Я сопротивляюсь, меня волокут, усмиряют, бьют - легонько, без злобы. Без злобы, но с удовольствием. Это не драка, это мероприятие, они при исполнении, у них приказ… Наконец уже почти у входа в столовую идущая нам навстречу Вера освобождает меня, залитого слезами, соплями, и, обняв за плечи, уводит в вожатскую - поить компотом и говорить по душам…
6
Среди взрослых я стараюсь побыть подольше, лезу помогать, заискиваю перед каждым и хотя всем порядком надоедаю, зато становлюсь своим человеком. Мне кажется, что в отличие от хаоса и произвола мира детей здесь царят спокойствие, порядок, равновесие. Конечно, и это не настоящие взрослые, детская стихия со всех сторон омывает и лижет этот островок доброжелательства и здравого смысла, но все же она никогда не захлестывает его с головой. Пионеры забегают сюда по необходимости, нормальным детям здесь делать нечего.
Вот Лариса Архипова, главный редактор, брызжет мокрой зубной щеткой на голубеющий на глазах ватманский лист.

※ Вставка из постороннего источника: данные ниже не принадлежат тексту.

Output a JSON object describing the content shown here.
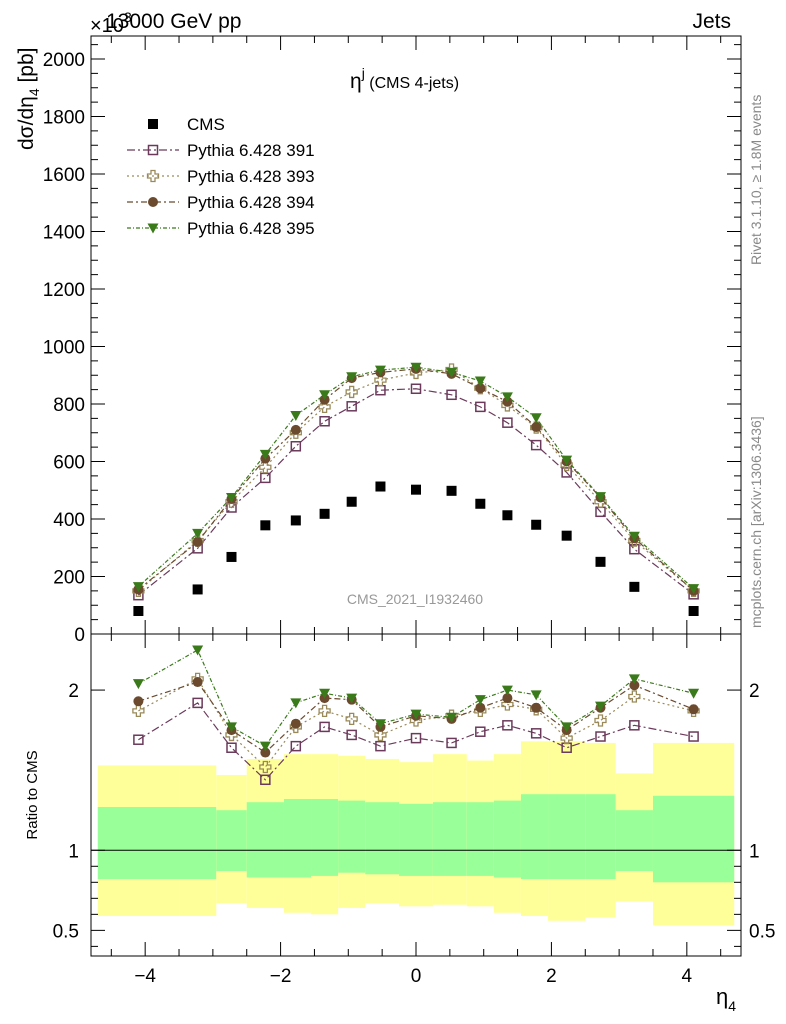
{
  "header": {
    "energy": "13000 GeV pp",
    "category": "Jets",
    "multiplier": "×10",
    "multiplier_exp": "3"
  },
  "side_text": {
    "rivet": "Rivet 3.1.10, ≥ 1.8M events",
    "mcplots": "mcplots.cern.ch [arXiv:1306.3436]"
  },
  "main_plot": {
    "title_main": "η",
    "title_sup": "j",
    "title_rest": " (CMS 4-jets)",
    "ylabel": "dσ/dη",
    "ylabel_sub": "4",
    "ylabel_unit": " [pb]",
    "analysis_id": "CMS_2021_I1932460"
  },
  "ratio_plot": {
    "ylabel": "Ratio to CMS"
  },
  "xaxis": {
    "label": "η",
    "label_sub": "4"
  },
  "legend": [
    {
      "label": "CMS",
      "marker": "filled-square",
      "color": "#000000"
    },
    {
      "label": "Pythia 6.428 391",
      "marker": "open-square",
      "color": "#6b3a5b"
    },
    {
      "label": "Pythia 6.428 393",
      "marker": "open-cross",
      "color": "#9a8a5a"
    },
    {
      "label": "Pythia 6.428 394",
      "marker": "filled-circle",
      "color": "#6b4a2e"
    },
    {
      "label": "Pythia 6.428 395",
      "marker": "filled-triangle-down",
      "color": "#3a7a1a"
    }
  ],
  "chart_data": [
    {
      "type": "scatter",
      "panel": "main",
      "xlim": [
        -4.8,
        4.8
      ],
      "ylim": [
        0,
        2080
      ],
      "y_scale_factor": 1000,
      "x_ticks": [
        -4,
        -2,
        0,
        2,
        4
      ],
      "y_ticks": [
        0,
        200,
        400,
        600,
        800,
        1000,
        1200,
        1400,
        1600,
        1800,
        2000
      ],
      "x": [
        -4.1,
        -3.225,
        -2.725,
        -2.225,
        -1.775,
        -1.35,
        -0.95,
        -0.525,
        0.0,
        0.525,
        0.95,
        1.35,
        1.775,
        2.225,
        2.725,
        3.225,
        4.1
      ],
      "series": [
        {
          "name": "CMS",
          "values": [
            80,
            155,
            268,
            378,
            395,
            418,
            460,
            513,
            502,
            498,
            453,
            413,
            380,
            342,
            251,
            164,
            80
          ]
        },
        {
          "name": "Pythia 6.428 391",
          "values": [
            135,
            298,
            440,
            543,
            653,
            740,
            792,
            848,
            853,
            832,
            790,
            735,
            657,
            562,
            425,
            295,
            138
          ]
        },
        {
          "name": "Pythia 6.428 393",
          "values": [
            150,
            325,
            460,
            580,
            700,
            790,
            842,
            883,
            908,
            920,
            855,
            795,
            718,
            588,
            460,
            325,
            150
          ]
        },
        {
          "name": "Pythia 6.428 394",
          "values": [
            155,
            320,
            470,
            610,
            710,
            815,
            890,
            910,
            922,
            905,
            855,
            808,
            720,
            600,
            475,
            333,
            150
          ]
        },
        {
          "name": "Pythia 6.428 395",
          "values": [
            165,
            350,
            475,
            625,
            760,
            832,
            895,
            918,
            928,
            910,
            880,
            825,
            752,
            605,
            478,
            340,
            158
          ]
        }
      ]
    },
    {
      "type": "scatter",
      "panel": "ratio",
      "ylabel": "Ratio to CMS",
      "xlim": [
        -4.8,
        4.8
      ],
      "ylim": [
        0.34,
        2.35
      ],
      "y_ticks": [
        0.5,
        1,
        2
      ],
      "x": [
        -4.1,
        -3.225,
        -2.725,
        -2.225,
        -1.775,
        -1.35,
        -0.95,
        -0.525,
        0.0,
        0.525,
        0.95,
        1.35,
        1.775,
        2.225,
        2.725,
        3.225,
        4.1
      ],
      "series": [
        {
          "name": "Pythia 6.428 391",
          "values": [
            1.69,
            1.92,
            1.64,
            1.44,
            1.65,
            1.77,
            1.72,
            1.65,
            1.7,
            1.67,
            1.74,
            1.78,
            1.73,
            1.64,
            1.71,
            1.78,
            1.71
          ]
        },
        {
          "name": "Pythia 6.428 393",
          "values": [
            1.87,
            2.07,
            1.72,
            1.52,
            1.77,
            1.87,
            1.82,
            1.72,
            1.81,
            1.84,
            1.87,
            1.91,
            1.88,
            1.7,
            1.81,
            1.96,
            1.87
          ]
        },
        {
          "name": "Pythia 6.428 394",
          "values": [
            1.93,
            2.05,
            1.75,
            1.61,
            1.79,
            1.95,
            1.94,
            1.77,
            1.84,
            1.82,
            1.89,
            1.95,
            1.89,
            1.75,
            1.89,
            2.03,
            1.88
          ]
        },
        {
          "name": "Pythia 6.428 395",
          "values": [
            2.04,
            2.25,
            1.77,
            1.65,
            1.92,
            1.98,
            1.95,
            1.79,
            1.85,
            1.83,
            1.94,
            2.0,
            1.97,
            1.77,
            1.9,
            2.07,
            1.98
          ]
        }
      ],
      "uncertainty_bands": {
        "bin_edges": [
          -4.7,
          -3.5,
          -2.95,
          -2.5,
          -1.95,
          -1.55,
          -1.15,
          -0.75,
          -0.25,
          0.25,
          0.75,
          1.15,
          1.55,
          1.95,
          2.5,
          2.95,
          3.5,
          4.7
        ],
        "stat_syst_lo": [
          0.59,
          0.59,
          0.67,
          0.64,
          0.61,
          0.6,
          0.64,
          0.67,
          0.65,
          0.66,
          0.65,
          0.61,
          0.59,
          0.56,
          0.58,
          0.68,
          0.53
        ],
        "stat_syst_hi": [
          1.53,
          1.53,
          1.47,
          1.57,
          1.6,
          1.6,
          1.59,
          1.57,
          1.55,
          1.6,
          1.56,
          1.6,
          1.68,
          1.68,
          1.67,
          1.48,
          1.67
        ],
        "stat_lo": [
          0.82,
          0.82,
          0.87,
          0.83,
          0.83,
          0.84,
          0.86,
          0.85,
          0.84,
          0.84,
          0.84,
          0.83,
          0.82,
          0.82,
          0.82,
          0.87,
          0.8
        ],
        "stat_hi": [
          1.27,
          1.27,
          1.25,
          1.3,
          1.32,
          1.32,
          1.31,
          1.3,
          1.29,
          1.3,
          1.3,
          1.31,
          1.35,
          1.35,
          1.35,
          1.25,
          1.34
        ],
        "inner_color": "#99ff99",
        "outer_color": "#ffff99"
      }
    }
  ]
}
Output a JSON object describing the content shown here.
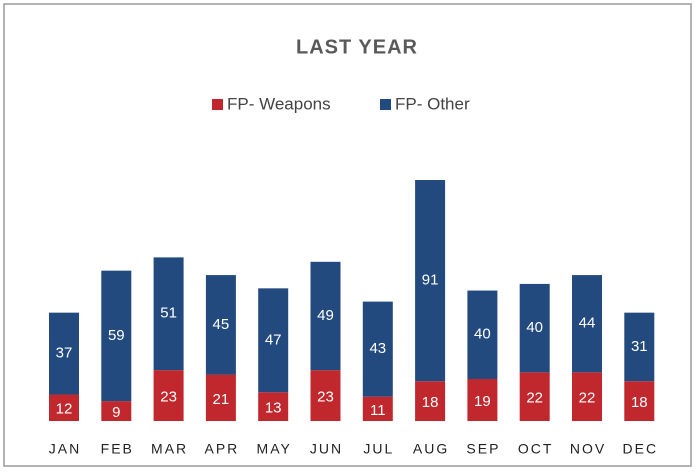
{
  "chart_data": {
    "type": "stacked_bar",
    "title": "LAST YEAR",
    "categories": [
      "JAN",
      "FEB",
      "MAR",
      "APR",
      "MAY",
      "JUN",
      "JUL",
      "AUG",
      "SEP",
      "OCT",
      "NOV",
      "DEC"
    ],
    "series": [
      {
        "name": "FP- Weapons",
        "color": "#c0282d",
        "values": [
          12,
          9,
          23,
          21,
          13,
          23,
          11,
          18,
          19,
          22,
          22,
          18
        ]
      },
      {
        "name": "FP- Other",
        "color": "#234a7e",
        "values": [
          37,
          59,
          51,
          45,
          47,
          49,
          43,
          91,
          40,
          40,
          44,
          31
        ]
      }
    ],
    "legend": "top"
  }
}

- Зильбер, - строго говорит Лариса, - напиши заметку, вон место осталось.
- Про что? - спрашиваю я с готовностью.
- Да все равно, про что сам захочешь.
- Ну например?
- Ну что ты пристал? Если б я знала, так сама б написала. Ну напиши, как вы на реку ходили.
- На р е к у?! Что ж, хорошо, напишу.
Я беру карандаш, сажусь за стол и уверенно пишу на листке из тетради:
"ПОХОД НА РЕКУ
Утром, сразу же после завтрака вожатая Вера сообщила нам…"
Я зачеркиваю "сообщила" и пишу "объявила". "Вожатая Вера объявила нам…" Или лучше все-таки "сообщила"? "Мы все очень обрадовались и с веселой песней…"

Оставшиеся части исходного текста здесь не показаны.